All three strains for which monographs have been proposed in the FCC Forum have recently been notified as Generally Recognized as Safe (GRAS) to the U.S. Food and Drug Administration (FDA) for use in breakfast cereals, bars, cheese, milk drinks and milk products, bottled water and teas, fruit juices, fruit nectars, fruit ‘ades’ and fruit drinks, chewing gum and confections.
•Lactobacillus acidophilus La-14 and NCFM, Lactobacillus paracasei Lpc-37 and Lactobacillus rhamnosus HN001 – As with the B. animalis species, these species and strains of the Lactobacillus genus have been used in foods for many years, especially in dairy products for their purported digestive health benefits.
All species, except for L. paracasei Lpc-37 have been notified GRAS to the FDA for a variety of applications, ranging from the more traditional use in yogurt and cheese to more novel uses, such as snack foods (e.g. cookies, crackers, chips, granola) and condiments.
Of note in the current FCC Forum, is a Guidance to Food Fraud Mitigation, a guidance document that offers a framework for the food industry and regulators to develop and implement preventive management systems to deal specifically with economically-motivated fraudulent adulteration of food ingredients (EMA).
“What is challenging about EMA is its unpredictable nature, and our guidance represents a leap forward in overcoming this hurdle,” said Jeff Moore, Ph.D., senior scientific liaison at USP.
“The output from implementing this tool provides users with a basis for making informed, vulnerability-based decisions on how to deal with EMA within their organizations.”

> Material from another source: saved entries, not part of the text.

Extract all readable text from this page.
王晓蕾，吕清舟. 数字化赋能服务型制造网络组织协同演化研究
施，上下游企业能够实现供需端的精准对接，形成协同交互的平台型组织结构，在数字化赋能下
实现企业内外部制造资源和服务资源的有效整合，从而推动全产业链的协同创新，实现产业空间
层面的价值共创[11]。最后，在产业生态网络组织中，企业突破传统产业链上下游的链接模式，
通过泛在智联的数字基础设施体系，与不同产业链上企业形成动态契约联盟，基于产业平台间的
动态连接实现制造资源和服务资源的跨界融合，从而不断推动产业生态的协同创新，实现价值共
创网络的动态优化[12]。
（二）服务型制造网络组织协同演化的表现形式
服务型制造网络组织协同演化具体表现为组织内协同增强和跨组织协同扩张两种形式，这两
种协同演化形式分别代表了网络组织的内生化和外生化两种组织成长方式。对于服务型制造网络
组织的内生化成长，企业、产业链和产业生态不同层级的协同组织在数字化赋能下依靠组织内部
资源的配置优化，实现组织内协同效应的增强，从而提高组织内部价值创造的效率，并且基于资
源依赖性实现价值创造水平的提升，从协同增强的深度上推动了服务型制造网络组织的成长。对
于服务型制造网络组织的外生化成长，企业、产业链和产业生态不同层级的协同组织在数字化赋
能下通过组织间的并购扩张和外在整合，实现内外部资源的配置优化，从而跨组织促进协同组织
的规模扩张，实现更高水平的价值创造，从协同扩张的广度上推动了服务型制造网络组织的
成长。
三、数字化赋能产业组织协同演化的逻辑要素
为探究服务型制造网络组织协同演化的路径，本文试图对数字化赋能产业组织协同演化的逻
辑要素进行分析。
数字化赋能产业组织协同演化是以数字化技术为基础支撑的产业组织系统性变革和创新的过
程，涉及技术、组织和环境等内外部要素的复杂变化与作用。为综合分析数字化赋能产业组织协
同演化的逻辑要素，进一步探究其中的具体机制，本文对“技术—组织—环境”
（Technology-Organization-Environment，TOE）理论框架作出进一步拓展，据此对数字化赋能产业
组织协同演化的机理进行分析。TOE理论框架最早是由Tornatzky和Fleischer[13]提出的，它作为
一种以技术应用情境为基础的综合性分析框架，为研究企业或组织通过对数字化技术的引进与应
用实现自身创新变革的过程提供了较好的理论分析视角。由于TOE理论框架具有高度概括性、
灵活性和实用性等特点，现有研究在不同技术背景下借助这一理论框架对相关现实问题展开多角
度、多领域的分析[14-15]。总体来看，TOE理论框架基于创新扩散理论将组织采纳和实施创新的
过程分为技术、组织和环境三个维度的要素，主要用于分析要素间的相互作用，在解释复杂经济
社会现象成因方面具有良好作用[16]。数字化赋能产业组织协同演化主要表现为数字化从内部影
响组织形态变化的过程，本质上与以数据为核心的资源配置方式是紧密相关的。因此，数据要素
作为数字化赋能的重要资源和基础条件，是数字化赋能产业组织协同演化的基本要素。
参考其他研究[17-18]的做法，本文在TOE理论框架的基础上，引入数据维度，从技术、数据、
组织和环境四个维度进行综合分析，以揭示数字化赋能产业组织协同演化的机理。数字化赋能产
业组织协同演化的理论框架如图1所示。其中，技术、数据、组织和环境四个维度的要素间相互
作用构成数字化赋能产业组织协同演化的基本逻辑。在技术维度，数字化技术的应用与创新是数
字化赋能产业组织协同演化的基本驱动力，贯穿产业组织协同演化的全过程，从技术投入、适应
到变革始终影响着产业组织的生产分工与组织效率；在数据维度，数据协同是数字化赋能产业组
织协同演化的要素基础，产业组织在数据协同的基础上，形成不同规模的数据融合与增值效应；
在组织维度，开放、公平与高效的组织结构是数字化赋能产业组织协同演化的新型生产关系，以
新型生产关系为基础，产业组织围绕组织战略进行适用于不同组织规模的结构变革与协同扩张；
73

The guidance provides a comprehensive step-wise approach for preventing EMA at the ingredient level.
It allows individual assessment of all the indicators and factors known to contribute to fraud vulnerabilities and impacts, as well as qualitative tools to make sense of the results.
Contributing factors included in the tool go beyond fraud history and include economic and geopolitical anomalies, audit strategies, and supply chain and supplier characteristics.
It also provides illustrative examples and references to publicly available information resources for carrying out vulnerability assessments, such as the USP Food Fraud Database, launched in 2012.